The state's unique position has allowed it to resist the attacks, says the state governor
Nine months after assuming the reins of the state government, Governor Gavin Newsom states that California, like no other state in the country, has been under continuous assault by the Trump administration.
In a meeting with newspaper editors The opinion In Los Angeles, the ruler explains that the president's attacks have to do with California's policies around the diversity of his communities, health care, education and the environment.
"Just now, I just learned of a new effort by the Trump administration to end the emissions permit program for greenhouse gases", He says.
And he affirms that the president is aggressively trying to divert billions of dollars of public security subsidies for cities and states that have sanctuary policies.
"It has gone behind billions of dollars for transportation financing, which are subsidies for improvements to highways and public safety," he emphasizes.
It has reached the limit of putting aside the procedures and protocols of the Environmental Protection Agency (EPA) to favor its political agenda and go against the state of California, he says.
As a consequence, the governor reveals that they have filed between 62 and 63 lawsuits against the administration of President Trump related primarily to the environment; and secondly with the migration.
"We have won most of them, which proves the potential of the state to survive at this time," he says.
The good news, he acknowledges, is that California has an attorney general – Xavier Becerra – who is completely aligned with his administration and the state legislature.
However, he argues that he cannot deny that five more years of the same would have profound consequences on the state.
“So what happens next year – in the presidential elections – will be deeply important. For now we are holding on because we have a robust economy, huge reserves without precedent, low unemployment in record numbers, a growing gross domestic product that is envy in the nation, ”he says.
But he warns that at any time the economy changes, it will be harder to endure the attacks of the federal administration.
On his relationship with President Trump, he says they have had a two-way conversation.
“There has been an area in which we must give credit and in which he has not yet involved his political game, and this has been the response to emergencies such as the Ridgecrest earthquake and the Wolsey and Camp fires. Although these emergencies have occurred in predominantly conservative parts of the state. I fear that it will not be so forgiving in cases where a disaster hits urban centers and the most progressive strongholds, ”he adds.
The governor believes that Trump has a great reverence for the power and strength of the state. “He recognizes that we resist exceptionally on our own, that we excel. There is respect for the president of Congress, Nancy Pelosi, for Adam Schiff, because we are the fifth largest economy in the world and for our success and entrepreneurship, ”he says.
And he concludes by saying that Trump cannot treat California as he treats other states. “We have a population larger than 21 states. In the world, outside of Germany, Japan and China, there is no economy as big as California's. That is why he has been very aggressive in his assault on us, ”he says.
The governor of California reaffirmed his commitment to give health insurance to undocumented elders next year. (Aurelia Ventura / The Opinion)
This year Governor Newsom extended state health insurance for low-income, MediCal for undocumented youth up to 26 years.
“Giving health insurance to all undocumented immigrants would cost us 3 billion dollars a year. We cannot do it now, but I have already made a public commitment that next year we will give medical insurance to undocumented older adults 65 years and up. The only thing that could change that, is that there is an economic recession, but then we would have to make general cuts to everything, ”he says.
And he reiterates that he is committed to universal health coverage that protects everyone, but it will take a few years.
The governor admits that his policies in favor of immigrants, has caused criticism and not being well received in certain parts of the state.
“I live in Placer County, a very conservative area of California. That's why I can't even go out and buy coffee, ”he says.

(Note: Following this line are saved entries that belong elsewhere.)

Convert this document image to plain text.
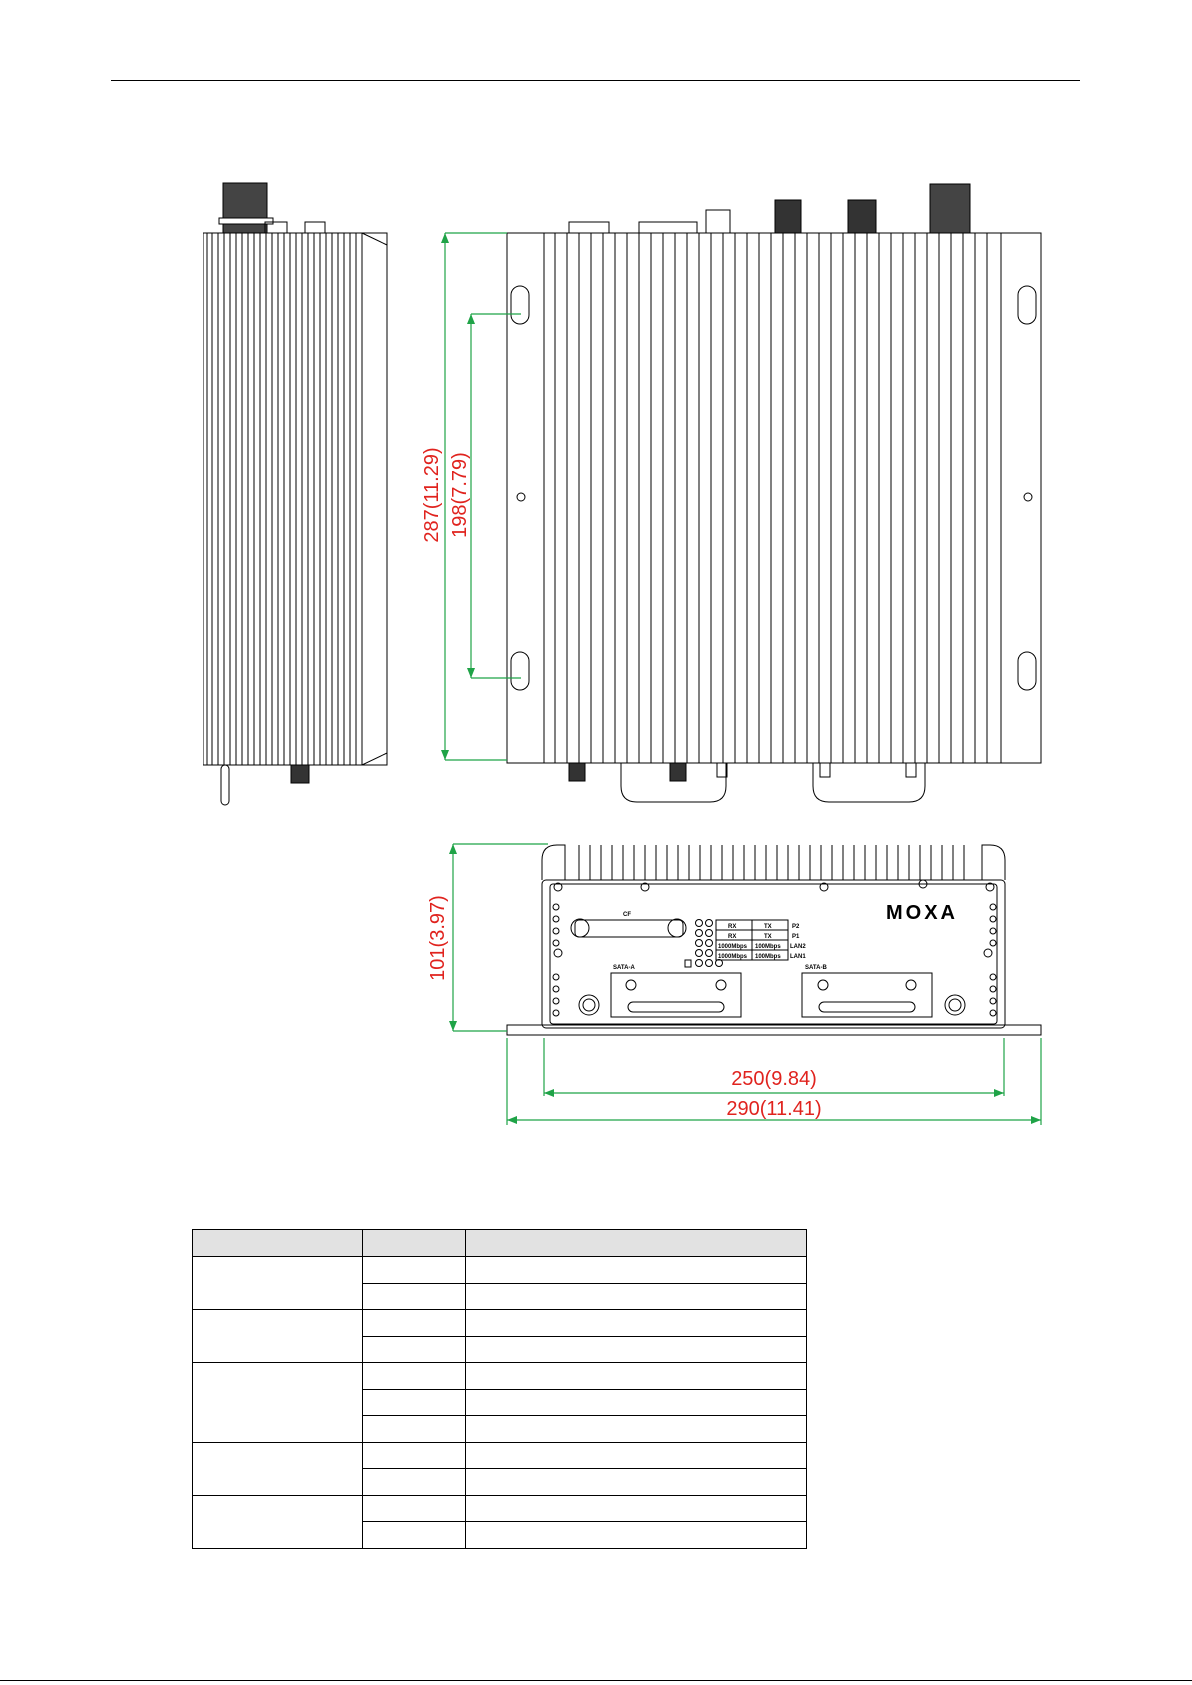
CF
SATA-A	SATA-B
MOXA
RX	TX	P2
RX	TX	P1
1000Mbps 100Mbps LAN2
1000Mbps 100Mbps LAN1
287(11.29) 198(7.79)
101(3.97)
250(9.84)
290(11.41)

And that leads him to remember that one of the first things he did as a ruler was to allocate $ 20 million to open the rapid response center for asylum seekers in San Diego.
The governor points out that his priorities are access to housing, homelessness and inequality in income and wealth. "We are the richest and poorest state," external.
To achieve his ambitious goals, he wants to be a bold governor because he wants to solve problems.
“I am proud that we managed to establish the most aggressive control of income in the state and the country, and put protections to avoid unfair evictions of tenants,” he says. And he says he signed 18 new laws to build housing. "We put almost 2 billion dollars for revolving loan funds and new tax credits to boost construction," he says.
Regarding homelessness, he was concerned that cities and counties including Los Angeles have not spent more than $ 900 million on mental health for the homeless.
"We will need to see better results and aggressively address the housing agenda because one of the state's priorities is to reduce the issue of homelessness," he says.
And he advances that in January he will announce a comprehensive reform of the mental health system and the Mental Health Services Act. “I brought the former director of the Obama Mental Health Institute, Tom Enzo to advise me for six months. This is one of the reasons why we have a pool of unused money in counties and we have to change the rules so they can get those funds faster and focus on early brain health intervention, ”he says.